Alhamdulillah, setelah libur kemaren, rupanya wakasek sarana prasarana yang berperasaan … kasian dan akhirnya mengabulkan rengekanku, maka terciptalah sebuah ruangan untukku dan tiga rekan guru fungsional laennya (maksudnya yang ga kebagian jadi wali kelas n guru kelas dan di amanahi fungsi laen gitcu …). Ruangannya mungil banget deh, kata rekan-rekan ruangan itu cocok untuk aku, “Ruangan mungil untuk si mungil.” … hehehehe …Ruangan 2,5×2,5 m persegi itu akan dihuni oleh 3 guru fungsional, aku, Bu Mety dan Bu Sari.

Tapi hari ini aku cuma mojok berduaan aja ma Bu Mety, Bu Sari katanya sih lagi sakit makanya ga masuk kerja.

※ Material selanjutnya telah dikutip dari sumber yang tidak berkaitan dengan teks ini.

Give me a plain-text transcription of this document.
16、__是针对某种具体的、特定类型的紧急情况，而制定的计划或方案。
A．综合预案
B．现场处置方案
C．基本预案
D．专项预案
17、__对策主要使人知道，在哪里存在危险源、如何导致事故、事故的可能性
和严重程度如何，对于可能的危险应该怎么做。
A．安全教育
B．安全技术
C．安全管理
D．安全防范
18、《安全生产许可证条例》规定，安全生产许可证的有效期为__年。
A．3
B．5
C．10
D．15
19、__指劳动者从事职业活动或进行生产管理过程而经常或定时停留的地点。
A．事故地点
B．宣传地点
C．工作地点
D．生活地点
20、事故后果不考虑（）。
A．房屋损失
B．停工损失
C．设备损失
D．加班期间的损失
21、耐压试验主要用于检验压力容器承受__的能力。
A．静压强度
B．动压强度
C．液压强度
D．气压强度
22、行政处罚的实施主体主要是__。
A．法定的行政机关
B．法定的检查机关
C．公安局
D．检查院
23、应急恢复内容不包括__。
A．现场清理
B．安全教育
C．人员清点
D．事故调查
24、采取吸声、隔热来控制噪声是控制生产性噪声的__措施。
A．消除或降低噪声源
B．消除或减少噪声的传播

Karena kami berdua ga ngurusin kelas, maka kamipun menyibukkan diri sendiri, Bu Mety asyik eMPe-an sedangkan aku asyik MimPi-an … maksudnya berimajinasi lah (kata laen dari ngayal) … Hmmm … enaknya gimana yah??? Itu dibuat begini …. Ini dibuat begitu … Hmmmm

Ngomong-ngomong tentang ruangan, rupa-rupanya ruangan ini mengundang rasa penasaran makhluk-makhluk penghuni skull. Sampai sepagi ini, sudah ada beberapa orang yang datang berkunjung ke ruangan kami dengan tujuan sebagai berikut : (Catat dan hafalkan … akan keluar dalam UN taon depan … hihihihi)

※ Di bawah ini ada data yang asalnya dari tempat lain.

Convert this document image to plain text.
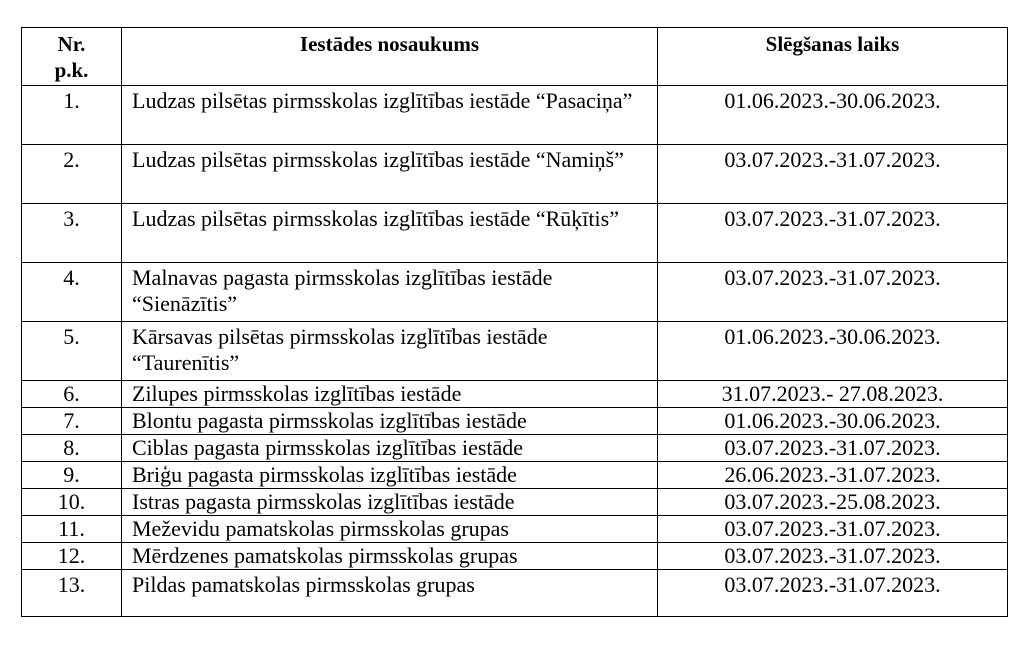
Nr.
p.k.	Iestādes nosaukums	Slēgšanas laiks
1.	Ludzas pilsētas pirmsskolas izglītības iestāde “Pasaciņa”	01.06.2023.-30.06.2023.
2.	Ludzas pilsētas pirmsskolas izglītības iestāde “Namiņš”	03.07.2023.-31.07.2023.
3.	Ludzas pilsētas pirmsskolas izglītības iestāde “Rūķītis”	03.07.2023.-31.07.2023.
4.	Malnavas pagasta pirmsskolas izglītības iestāde “Sienāzītis”	03.07.2023.-31.07.2023.
5.	Kārsavas pilsētas pirmsskolas izglītības iestāde “Taurenītis”	01.06.2023.-30.06.2023.
6.	Zilupes pirmsskolas izglītības iestāde	31.07.2023.- 27.08.2023.
7.	Blontu pagasta pirmsskolas izglītības iestāde	01.06.2023.-30.06.2023.
8.	Ciblas pagasta pirmsskolas izglītības iestāde	03.07.2023.-31.07.2023.
9.	Briģu pagasta pirmsskolas izglītības iestāde	26.06.2023.-31.07.2023.
10.	Istras pagasta pirmsskolas izglītības iestāde	03.07.2023.-25.08.2023.
11.	Meževidu pamatskolas pirmsskolas grupas	03.07.2023.-31.07.2023.
12.	Mērdzenes pamatskolas pirmsskolas grupas	03.07.2023.-31.07.2023.
13.	Pildas pamatskolas pirmsskolas grupas	03.07.2023.-31.07.2023.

3 orang mau beli permen (disangka koperasi sekolah pindah kemari)

1 orang mau beli nasi uduk (dia pikir saya nyambi jualan sarapan)

1 orang kebelet pipis (emangnya toileeet … huhuhu sangking mungilnya nie ruangan)

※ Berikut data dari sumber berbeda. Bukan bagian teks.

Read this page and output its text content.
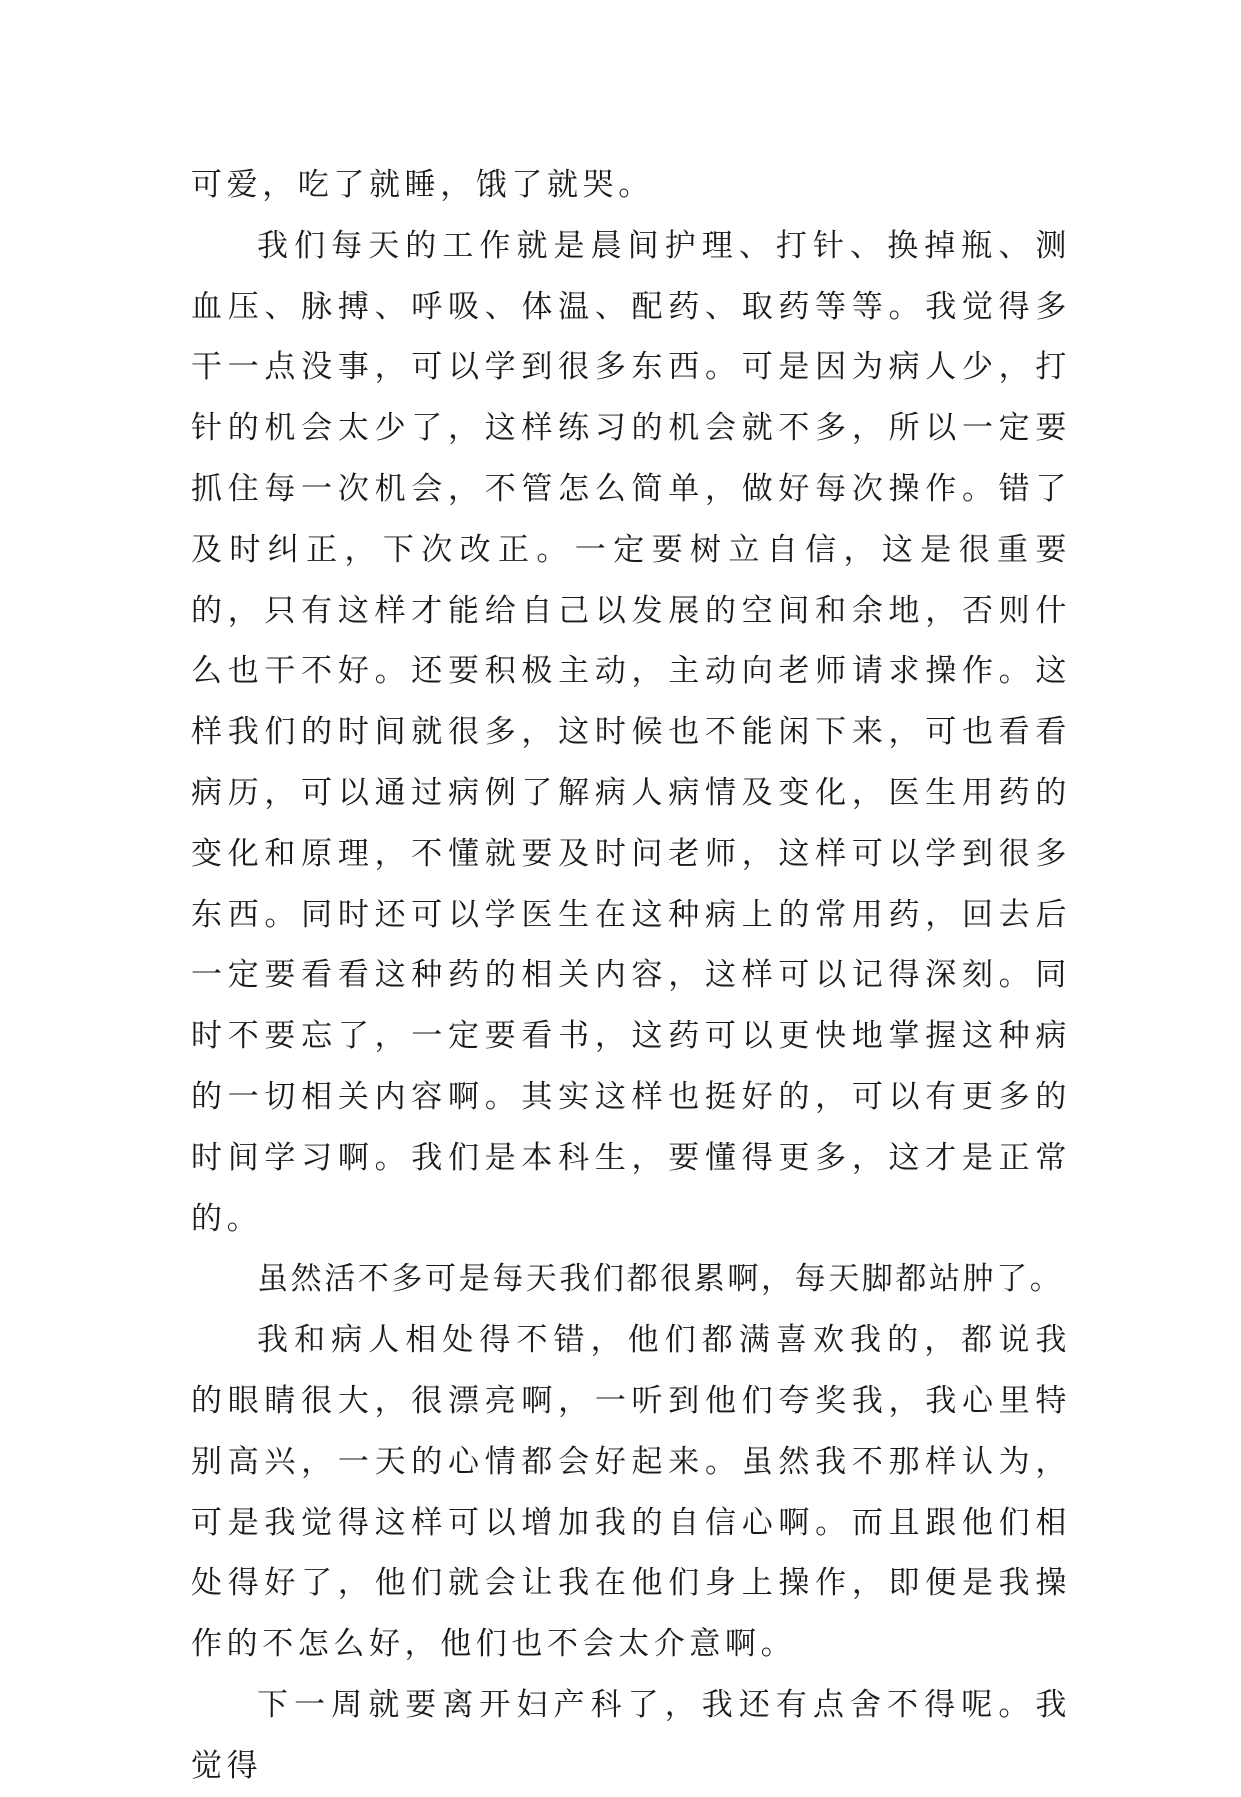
可爱，吃了就睡，饿了就哭。

我们每天的工作就是晨间护理、打针、换掉瓶、测血压、脉搏、呼吸、体温、配药、取药等等。我觉得多干一点没事，可以学到很多东西。可是因为病人少，打针的机会太少了，这样练习的机会就不多，所以一定要抓住每一次机会，不管怎么简单，做好每次操作。错了及时纠正，下次改正。一定要树立自信，这是很重要的，只有这样才能给自己以发展的空间和余地，否则什么也干不好。还要积极主动，主动向老师请求操作。这样我们的时间就很多，这时候也不能闲下来，可也看看病历，可以通过病例了解病人病情及变化，医生用药的变化和原理，不懂就要及时问老师，这样可以学到很多东西。同时还可以学医生在这种病上的常用药，回去后一定要看看这种药的相关内容，这样可以记得深刻。同时不要忘了，一定要看书，这药可以更快地掌握这种病的一切相关内容啊。其实这样也挺好的，可以有更多的时间学习啊。我们是本科生，要懂得更多，这才是正常的。

虽然活不多可是每天我们都很累啊，每天脚都站肿了。

我和病人相处得不错，他们都满喜欢我的，都说我的眼睛很大，很漂亮啊，一听到他们夸奖我，我心里特别高兴，一天的心情都会好起来。虽然我不那样认为，可是我觉得这样可以增加我的自信心啊。而且跟他们相处得好了，他们就会让我在他们身上操作，即便是我操作的不怎么好，他们也不会太介意啊。

下一周就要离开妇产科了，我还有点舍不得呢。我觉得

2 orang numpang ngadem (makhlum ruangan mungil nya full AC – Angin Cepoi-cepoi)

Banyak orang just celingak-celinguk mo tau kegiatan makhluk-makhluk aneh penghuni ruangan … sambil bertanya, “Ruangan apa yaaa iniii??“ … Hayyaaaa … keliatannya seperti apa toh nduukkk … mirip gudang kah or sarang teroris ??? …

1 orang konsultasi kesehatan dengan keluhan : Pala melilit, perut pusing, gigi gatel dan idung cenut, cenut … hmmm … naga-naganya dia menderita inpeksi saluran kencing tuh …. xixixixixi

1 orang maen loncat-loncatan … jiaaaaaaa dikirain taman kanak-kanak kaleee …

Hmmm … udah punya ruangan tapi blom punya kompi. Bu Meti n Bu Sari sih enak punya laptop, nah akuuuu … ga bisa ol ga bisa kerja tanpa kompi …mati gaya banget deh. Untuk menghilangkan kejemuan … maka jadilah aku seperti kodok, lompat kesana kemari. Yang paling enak sih lompat ke perpustakaan. Ruangan baru perpust itu cozy banget deh, di sana aku menemukan sofa panjang yang nyaman n menggoda untuk direbahi. Sangking nyamannya, aku pernah ketiduran disituh. Kata bu Eius petugas perpus, lagi asyik-asyiknya ngobrol … tau-tau aku diem dan mengalunkan sebuah harmoni endah …zzzzz … ngik ….zzzzzz …. Ngik … zzzzzz ….xixixixxii …

Itu kejadian pekan kemaren … Naaahh … supaya ga tergoda sama sofa perpus, maka hari ini aku mengadakan inspeksi mendadak ke kelas-kelas …. longok-longok display kelas, menyapa guru penguasa kelas itu n bilang, “Ibu, apa kabarnya hari ini? Ada yang bisa saya bantu?“ ehm … ehm … ehm … laga lo cha … macam orang penting ajah …. orang ga penting yang ingin di anggap penting … hehehe … dari kunjungan-kunjungan singkat itu, aku menuai banyak tanggapan dan respon dari rekan-rekan, diantaranya :

© Nglongok Kelas 3 Ibnu Khaldun, ketemu Bu Sri ngajakin senam bareng, soalnya die ngeliat aku semakin singset, padat berisi macam kue apem gitulah … berarti sukses tuh senam … yuuukk … mariiii … jadwalnya sepekan dua kali yah, setiap Rabo n Jum’at jam 4 sore.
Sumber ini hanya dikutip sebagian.